Spannend ist an dieser Stelle vor allem die Impulsrichtung des Digitalisierungsvorhabens. Die Branche definiert gemeinsam Bedarfe und wird so zum Gestalter und Taktgeber eigener Veränderungen. Neue Formate werden getestet, Impulse führen zu konkret abgeleiteten Handlungen und die Kundschaft rückt noch weiter in den Fokus. Die Veränderungen hinsichtlich der Rolle von Unternehmen im Kaufprozess hat automatisch Auswirkungen auf die Art und Weise des Wirtschaftens. Neue Aufgabenfelder kommen hinzu und gewinnen an Bedeutung. Durch das ständige Hinterfragen von Prozessen und die kontinuierliche Anpassung an neue Marktbedingungen können Erfolge gesichert und ausgebaut werden.
Denn am Ende wollen wir doch alle einen Berg erklimmen.
Produktfokus vs. Content- und Kontextfokus
Märkte sind im ständigen Wandel. War es vor einigen Jahren eine zentrale Aufgabe des Verkaufspersonals, Informationen an die Kundschaft zu bringen, agieren sie heute eher in einer beratenden Funktion. Kundinnen und Kunden suchen Informationen auf anderen Wegen. Statistisch ist es sogar so, dass 70% einer Kaufentscheidung bereits vor dem ersten Kontakt zum Verkaufspersonal getroffen wurden.
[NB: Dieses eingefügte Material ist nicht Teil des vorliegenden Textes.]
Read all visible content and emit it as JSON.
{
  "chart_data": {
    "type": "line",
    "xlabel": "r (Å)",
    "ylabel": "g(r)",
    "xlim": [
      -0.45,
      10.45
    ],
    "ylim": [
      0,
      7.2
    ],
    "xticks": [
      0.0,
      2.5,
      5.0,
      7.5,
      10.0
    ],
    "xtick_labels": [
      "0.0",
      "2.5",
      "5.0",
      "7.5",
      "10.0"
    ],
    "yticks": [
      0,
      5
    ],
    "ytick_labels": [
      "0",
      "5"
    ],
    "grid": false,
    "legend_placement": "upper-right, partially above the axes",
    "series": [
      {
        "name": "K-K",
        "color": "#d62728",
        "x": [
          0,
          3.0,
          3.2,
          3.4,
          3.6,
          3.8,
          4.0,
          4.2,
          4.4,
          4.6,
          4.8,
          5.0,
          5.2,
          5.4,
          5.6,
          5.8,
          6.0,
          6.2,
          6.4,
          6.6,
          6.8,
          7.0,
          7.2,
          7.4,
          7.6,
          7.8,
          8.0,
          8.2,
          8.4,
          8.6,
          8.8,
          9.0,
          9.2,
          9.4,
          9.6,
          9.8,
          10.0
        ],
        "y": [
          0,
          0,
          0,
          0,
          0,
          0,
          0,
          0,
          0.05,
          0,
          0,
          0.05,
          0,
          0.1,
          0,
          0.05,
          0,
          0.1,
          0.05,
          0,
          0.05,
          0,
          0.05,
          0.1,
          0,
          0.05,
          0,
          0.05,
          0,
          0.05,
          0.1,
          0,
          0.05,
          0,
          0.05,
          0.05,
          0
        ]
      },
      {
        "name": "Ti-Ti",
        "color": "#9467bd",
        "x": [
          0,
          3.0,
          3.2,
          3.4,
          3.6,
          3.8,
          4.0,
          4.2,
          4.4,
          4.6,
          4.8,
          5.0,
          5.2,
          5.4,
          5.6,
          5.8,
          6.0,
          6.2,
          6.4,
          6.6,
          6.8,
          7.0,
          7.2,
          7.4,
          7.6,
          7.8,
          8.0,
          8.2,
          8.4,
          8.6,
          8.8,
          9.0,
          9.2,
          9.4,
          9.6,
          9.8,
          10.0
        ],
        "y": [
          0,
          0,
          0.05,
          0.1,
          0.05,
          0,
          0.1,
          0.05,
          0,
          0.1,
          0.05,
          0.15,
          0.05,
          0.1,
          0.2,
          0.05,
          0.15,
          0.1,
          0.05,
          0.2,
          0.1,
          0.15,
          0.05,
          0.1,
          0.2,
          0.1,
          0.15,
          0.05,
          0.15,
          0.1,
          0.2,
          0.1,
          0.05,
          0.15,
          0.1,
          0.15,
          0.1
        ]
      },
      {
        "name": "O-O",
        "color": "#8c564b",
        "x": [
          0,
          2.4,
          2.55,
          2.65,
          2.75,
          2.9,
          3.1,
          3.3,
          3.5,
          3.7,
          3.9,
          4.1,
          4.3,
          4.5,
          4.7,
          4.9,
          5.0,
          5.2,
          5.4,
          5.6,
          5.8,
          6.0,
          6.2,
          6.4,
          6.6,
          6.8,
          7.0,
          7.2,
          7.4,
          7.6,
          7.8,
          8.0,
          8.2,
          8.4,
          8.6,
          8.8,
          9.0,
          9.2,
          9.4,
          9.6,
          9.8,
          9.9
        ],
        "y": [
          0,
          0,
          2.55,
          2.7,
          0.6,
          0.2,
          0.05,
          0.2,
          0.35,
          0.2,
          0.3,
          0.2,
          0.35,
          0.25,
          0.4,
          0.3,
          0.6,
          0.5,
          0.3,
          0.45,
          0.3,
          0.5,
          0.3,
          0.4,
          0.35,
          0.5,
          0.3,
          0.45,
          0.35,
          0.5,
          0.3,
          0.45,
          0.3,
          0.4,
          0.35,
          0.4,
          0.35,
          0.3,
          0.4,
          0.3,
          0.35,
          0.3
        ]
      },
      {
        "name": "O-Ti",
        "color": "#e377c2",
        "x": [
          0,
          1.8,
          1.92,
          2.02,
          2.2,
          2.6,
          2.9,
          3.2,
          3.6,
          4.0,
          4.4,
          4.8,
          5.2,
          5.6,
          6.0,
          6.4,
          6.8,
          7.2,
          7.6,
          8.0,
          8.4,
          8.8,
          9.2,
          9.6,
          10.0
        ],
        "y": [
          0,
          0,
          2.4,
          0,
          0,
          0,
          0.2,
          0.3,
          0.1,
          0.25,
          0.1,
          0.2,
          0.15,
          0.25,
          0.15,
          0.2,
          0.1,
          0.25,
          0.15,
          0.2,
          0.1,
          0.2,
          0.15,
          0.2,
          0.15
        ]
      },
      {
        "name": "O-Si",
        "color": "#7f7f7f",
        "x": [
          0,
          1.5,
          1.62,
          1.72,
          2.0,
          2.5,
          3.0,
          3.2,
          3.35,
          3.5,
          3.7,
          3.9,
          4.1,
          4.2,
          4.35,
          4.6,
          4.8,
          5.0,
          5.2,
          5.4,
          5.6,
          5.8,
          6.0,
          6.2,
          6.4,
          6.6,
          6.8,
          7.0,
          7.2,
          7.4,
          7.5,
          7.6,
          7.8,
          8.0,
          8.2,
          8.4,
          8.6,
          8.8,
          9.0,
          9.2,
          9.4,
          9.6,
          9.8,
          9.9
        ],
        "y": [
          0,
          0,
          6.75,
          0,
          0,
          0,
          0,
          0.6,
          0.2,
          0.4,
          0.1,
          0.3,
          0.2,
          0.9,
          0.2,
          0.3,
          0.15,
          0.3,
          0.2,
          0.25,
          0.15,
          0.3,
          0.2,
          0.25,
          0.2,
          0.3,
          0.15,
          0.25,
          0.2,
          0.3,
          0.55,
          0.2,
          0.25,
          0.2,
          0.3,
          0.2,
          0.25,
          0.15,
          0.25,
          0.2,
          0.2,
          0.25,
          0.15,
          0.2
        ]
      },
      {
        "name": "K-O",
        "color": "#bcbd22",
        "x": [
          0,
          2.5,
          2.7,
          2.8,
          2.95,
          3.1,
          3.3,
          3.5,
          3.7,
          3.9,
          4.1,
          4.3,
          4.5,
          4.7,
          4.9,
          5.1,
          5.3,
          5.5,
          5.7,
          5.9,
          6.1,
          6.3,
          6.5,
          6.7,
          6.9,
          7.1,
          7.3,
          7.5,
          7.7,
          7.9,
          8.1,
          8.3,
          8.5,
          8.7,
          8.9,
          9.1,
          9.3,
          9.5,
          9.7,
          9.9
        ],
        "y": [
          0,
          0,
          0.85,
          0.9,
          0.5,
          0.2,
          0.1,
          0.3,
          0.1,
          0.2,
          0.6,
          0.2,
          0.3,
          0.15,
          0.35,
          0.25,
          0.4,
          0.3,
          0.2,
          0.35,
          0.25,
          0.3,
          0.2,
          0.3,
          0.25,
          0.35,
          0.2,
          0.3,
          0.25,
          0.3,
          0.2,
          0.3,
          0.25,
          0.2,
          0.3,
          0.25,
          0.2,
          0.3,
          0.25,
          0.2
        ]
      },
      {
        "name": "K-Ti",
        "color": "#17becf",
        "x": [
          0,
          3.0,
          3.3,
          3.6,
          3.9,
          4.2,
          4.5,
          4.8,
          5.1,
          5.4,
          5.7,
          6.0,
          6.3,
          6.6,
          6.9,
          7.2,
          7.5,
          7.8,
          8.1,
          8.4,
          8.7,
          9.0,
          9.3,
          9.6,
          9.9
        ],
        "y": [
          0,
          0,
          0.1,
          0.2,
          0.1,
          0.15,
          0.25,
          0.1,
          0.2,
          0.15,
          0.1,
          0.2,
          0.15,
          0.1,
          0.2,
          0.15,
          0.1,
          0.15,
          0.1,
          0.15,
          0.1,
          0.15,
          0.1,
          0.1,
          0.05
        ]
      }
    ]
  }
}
Der Content- und Kontextfokus wird immer bedeutsamer. Kundinnen und Kunden müssen aus dem Bedarf selbst eine Nachfrage ableiten. Bei dieser Veränderung ist die Digitalisierung ein zentraler Motor, denn häufig sind digitale Angebote Ausgangspunkt der Recherche. Dieses veränderte Verhalten von Käuferinnen und Käufern ist dabei keineswegs ein Phänomen, welches auf Endverbrauchermärkte beschränkt ist. Auch der B2B-Sektor wird zunehmend von dieser Herangehensweise beim Treffen von Kaufentscheidungen bestimmt. Dabei steigt vor allem auch der internationale Wettbewerb.